Yes. That is assuming you pass a home study.
A friend of mine fostered as a single dad and adopted as a single dad. It seemed like he had mostly, if not only boys placed with him.
The two boys he adopted have the same biological parents, one he had already adopted and he was getting ready to close his license to foster when he received a call if he was interested in taking a foster placement that a sibling to his son was just born (also a boy) and would be going into foster care. He took the placement and ended up adopting him too.
As far as who would be placed with you, it is up to the agency to decide that. They place kids with what they feel would be a good fit for a home for them. It could be boys or girls, you can also choose to only take specific types of placements. You can also turn down requests for placements if you don't feel it's the right situation for your home and/or family.
I started foster care when I was young and single and I didn't think I could parent a boy at the time with no male role model around so I mostly just had girls. Here and there if it was a sibling set I had a boy, but mostly girls who had been abused either sexually or physically and were afraid of men. I was wrong about that, I have 2 sons now and I've done fine parenting them too.
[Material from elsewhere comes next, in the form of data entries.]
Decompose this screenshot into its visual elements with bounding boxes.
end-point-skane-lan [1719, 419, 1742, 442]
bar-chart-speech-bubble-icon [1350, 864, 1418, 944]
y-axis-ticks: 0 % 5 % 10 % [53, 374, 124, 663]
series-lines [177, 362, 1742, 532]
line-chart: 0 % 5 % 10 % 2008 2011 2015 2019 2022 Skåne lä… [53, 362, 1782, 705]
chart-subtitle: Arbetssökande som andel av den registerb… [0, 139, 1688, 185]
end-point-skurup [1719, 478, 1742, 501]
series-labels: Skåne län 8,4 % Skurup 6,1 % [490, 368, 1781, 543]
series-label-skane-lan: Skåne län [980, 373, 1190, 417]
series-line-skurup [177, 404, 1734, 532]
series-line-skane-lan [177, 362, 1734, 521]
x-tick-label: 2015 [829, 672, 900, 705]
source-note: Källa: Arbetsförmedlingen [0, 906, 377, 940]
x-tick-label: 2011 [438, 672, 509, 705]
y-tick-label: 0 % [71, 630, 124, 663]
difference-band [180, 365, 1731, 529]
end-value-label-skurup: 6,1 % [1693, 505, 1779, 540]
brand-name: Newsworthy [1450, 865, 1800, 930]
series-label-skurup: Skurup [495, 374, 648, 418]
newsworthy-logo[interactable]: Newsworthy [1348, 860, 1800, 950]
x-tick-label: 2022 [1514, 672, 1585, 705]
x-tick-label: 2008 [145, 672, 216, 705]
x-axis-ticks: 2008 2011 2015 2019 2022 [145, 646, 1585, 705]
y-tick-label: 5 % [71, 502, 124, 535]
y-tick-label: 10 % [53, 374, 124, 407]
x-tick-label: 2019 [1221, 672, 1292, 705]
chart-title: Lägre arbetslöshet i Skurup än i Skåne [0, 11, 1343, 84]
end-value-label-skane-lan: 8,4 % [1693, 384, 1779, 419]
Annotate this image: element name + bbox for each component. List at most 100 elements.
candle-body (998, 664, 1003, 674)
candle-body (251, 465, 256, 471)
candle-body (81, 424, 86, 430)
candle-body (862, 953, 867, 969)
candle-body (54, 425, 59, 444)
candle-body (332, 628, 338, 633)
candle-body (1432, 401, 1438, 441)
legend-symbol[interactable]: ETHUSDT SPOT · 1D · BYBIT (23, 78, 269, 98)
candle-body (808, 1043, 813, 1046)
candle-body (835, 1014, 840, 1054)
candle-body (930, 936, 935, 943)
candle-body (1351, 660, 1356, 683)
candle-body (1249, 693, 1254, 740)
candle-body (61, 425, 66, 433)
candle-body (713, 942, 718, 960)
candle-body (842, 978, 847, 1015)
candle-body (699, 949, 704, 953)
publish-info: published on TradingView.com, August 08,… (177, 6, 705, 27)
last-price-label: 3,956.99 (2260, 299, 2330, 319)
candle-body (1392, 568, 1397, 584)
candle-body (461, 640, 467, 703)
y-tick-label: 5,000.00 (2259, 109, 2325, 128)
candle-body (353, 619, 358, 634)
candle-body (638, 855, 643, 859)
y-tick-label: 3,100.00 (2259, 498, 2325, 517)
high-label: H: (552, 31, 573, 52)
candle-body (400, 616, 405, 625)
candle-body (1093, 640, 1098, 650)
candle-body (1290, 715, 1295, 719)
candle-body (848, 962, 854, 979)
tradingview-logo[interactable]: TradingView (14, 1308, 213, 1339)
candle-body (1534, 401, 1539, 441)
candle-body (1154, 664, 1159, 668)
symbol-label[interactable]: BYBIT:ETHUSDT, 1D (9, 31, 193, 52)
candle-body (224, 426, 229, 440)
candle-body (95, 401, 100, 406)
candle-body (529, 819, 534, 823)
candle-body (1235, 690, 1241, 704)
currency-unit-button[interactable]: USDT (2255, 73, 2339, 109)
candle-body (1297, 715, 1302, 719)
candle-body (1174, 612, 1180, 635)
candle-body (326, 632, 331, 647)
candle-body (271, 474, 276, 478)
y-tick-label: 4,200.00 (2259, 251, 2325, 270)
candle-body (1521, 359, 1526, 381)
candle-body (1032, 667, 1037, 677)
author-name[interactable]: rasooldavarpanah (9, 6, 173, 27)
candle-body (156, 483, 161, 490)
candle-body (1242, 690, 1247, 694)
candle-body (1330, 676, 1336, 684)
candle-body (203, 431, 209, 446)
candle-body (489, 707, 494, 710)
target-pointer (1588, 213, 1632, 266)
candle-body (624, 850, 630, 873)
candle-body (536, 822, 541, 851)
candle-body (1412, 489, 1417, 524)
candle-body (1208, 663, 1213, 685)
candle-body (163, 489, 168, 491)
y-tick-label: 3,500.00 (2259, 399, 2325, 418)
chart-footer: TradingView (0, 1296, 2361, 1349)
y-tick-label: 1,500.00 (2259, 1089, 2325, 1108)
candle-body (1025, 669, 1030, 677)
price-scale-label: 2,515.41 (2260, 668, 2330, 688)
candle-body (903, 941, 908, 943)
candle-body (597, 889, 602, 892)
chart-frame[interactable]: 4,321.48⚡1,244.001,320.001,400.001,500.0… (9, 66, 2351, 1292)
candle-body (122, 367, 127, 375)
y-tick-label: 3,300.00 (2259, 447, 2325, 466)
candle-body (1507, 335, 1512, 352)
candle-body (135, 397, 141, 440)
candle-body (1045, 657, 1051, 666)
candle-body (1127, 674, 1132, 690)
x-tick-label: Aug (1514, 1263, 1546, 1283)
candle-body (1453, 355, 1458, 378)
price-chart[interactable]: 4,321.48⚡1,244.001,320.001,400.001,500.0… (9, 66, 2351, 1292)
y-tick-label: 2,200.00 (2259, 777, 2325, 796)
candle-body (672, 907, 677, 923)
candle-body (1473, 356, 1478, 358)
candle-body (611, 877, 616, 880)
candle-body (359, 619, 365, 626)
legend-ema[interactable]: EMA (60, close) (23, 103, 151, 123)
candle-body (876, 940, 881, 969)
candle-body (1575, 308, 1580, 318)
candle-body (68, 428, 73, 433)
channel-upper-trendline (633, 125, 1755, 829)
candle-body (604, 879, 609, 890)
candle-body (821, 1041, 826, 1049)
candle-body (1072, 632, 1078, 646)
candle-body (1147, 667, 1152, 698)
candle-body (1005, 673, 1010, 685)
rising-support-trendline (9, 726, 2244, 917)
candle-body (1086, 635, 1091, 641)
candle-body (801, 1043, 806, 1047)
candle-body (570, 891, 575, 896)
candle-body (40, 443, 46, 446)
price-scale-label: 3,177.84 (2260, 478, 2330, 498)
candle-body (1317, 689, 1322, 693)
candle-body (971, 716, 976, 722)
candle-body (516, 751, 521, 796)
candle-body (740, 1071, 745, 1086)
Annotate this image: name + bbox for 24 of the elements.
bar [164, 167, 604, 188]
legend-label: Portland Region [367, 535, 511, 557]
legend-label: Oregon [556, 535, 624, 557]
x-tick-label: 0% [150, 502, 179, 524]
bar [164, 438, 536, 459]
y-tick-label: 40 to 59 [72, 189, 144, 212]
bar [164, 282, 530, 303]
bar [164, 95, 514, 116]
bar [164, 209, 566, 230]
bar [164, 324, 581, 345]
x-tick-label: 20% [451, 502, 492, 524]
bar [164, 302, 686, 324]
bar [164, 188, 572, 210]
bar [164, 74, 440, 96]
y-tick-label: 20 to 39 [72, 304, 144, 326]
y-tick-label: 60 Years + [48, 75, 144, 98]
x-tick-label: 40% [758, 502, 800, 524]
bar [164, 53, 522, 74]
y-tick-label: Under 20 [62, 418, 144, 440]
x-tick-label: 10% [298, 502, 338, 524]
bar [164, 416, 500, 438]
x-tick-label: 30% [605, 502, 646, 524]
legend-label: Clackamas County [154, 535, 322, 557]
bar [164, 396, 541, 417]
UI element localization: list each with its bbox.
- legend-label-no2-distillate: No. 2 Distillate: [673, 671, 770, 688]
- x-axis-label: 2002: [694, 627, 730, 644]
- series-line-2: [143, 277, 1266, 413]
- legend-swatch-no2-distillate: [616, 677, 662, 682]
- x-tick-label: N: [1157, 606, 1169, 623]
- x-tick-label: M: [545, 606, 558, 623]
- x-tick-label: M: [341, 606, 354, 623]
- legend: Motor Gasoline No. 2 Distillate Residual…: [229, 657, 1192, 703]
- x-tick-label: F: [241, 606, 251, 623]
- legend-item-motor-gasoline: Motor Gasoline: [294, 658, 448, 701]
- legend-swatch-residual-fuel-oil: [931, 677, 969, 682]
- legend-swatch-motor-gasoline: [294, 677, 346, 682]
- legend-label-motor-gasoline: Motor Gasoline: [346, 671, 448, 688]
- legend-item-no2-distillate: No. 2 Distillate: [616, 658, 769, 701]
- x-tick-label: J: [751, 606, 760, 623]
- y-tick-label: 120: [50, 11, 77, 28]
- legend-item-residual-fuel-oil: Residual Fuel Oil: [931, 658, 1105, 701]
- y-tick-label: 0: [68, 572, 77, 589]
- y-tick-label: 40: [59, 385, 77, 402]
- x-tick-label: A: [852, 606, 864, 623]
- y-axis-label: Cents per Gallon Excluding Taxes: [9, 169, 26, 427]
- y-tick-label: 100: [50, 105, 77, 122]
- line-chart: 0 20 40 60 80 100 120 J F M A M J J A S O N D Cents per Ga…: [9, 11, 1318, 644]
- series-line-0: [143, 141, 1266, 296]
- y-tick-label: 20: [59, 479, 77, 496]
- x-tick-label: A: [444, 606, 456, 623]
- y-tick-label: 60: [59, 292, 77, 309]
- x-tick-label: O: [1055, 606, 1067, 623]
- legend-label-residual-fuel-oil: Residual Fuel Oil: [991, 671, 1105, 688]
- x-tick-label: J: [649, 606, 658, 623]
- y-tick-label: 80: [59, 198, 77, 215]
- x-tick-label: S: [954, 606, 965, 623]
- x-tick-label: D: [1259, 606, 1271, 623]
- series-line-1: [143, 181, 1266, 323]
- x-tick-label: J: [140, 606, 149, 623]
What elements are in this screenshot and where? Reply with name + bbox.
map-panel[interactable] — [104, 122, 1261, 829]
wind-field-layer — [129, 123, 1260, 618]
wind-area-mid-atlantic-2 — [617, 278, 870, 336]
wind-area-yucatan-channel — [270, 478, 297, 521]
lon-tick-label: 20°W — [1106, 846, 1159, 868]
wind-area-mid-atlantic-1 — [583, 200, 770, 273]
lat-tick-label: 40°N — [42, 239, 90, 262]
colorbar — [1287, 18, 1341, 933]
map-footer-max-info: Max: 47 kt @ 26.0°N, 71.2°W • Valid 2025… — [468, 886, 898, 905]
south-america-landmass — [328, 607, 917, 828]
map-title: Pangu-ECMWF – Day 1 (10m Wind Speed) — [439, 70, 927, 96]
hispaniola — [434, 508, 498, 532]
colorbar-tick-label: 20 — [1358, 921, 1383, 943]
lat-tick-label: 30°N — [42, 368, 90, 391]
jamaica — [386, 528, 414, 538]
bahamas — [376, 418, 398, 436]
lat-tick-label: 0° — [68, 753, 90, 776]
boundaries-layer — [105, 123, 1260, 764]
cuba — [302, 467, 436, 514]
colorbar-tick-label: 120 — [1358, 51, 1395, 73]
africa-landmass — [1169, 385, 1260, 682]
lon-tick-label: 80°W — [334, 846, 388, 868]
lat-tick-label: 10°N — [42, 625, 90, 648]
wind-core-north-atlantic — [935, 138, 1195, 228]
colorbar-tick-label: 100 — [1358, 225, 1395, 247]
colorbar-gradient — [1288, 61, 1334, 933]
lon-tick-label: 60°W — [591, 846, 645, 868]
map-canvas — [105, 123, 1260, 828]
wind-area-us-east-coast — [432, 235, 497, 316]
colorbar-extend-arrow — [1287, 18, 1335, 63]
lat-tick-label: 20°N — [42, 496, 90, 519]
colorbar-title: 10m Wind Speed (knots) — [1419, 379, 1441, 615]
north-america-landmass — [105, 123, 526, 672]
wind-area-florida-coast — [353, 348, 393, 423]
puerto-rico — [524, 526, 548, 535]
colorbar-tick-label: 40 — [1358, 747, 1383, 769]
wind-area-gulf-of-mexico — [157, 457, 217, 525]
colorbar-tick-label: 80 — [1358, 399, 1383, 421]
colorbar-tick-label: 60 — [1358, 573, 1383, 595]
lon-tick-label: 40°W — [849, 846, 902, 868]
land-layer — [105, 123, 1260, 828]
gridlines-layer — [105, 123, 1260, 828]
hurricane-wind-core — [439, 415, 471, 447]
You can specialize in the type of placements you take. When I was young for me it was girls that were sexually & physically abused. As I got older and married, I mostly now have kids who come from homes of neglect from drug addiction. Some only take teenagers, some prefer kids with special needs and disabilities.
Some single men are a better fit for children based on the situation the child is coming from. Some come from homes where women were the abuser and a single male might work better for them. Some may display symptoms of aggression towards women so they may place them with only men as foster parents too.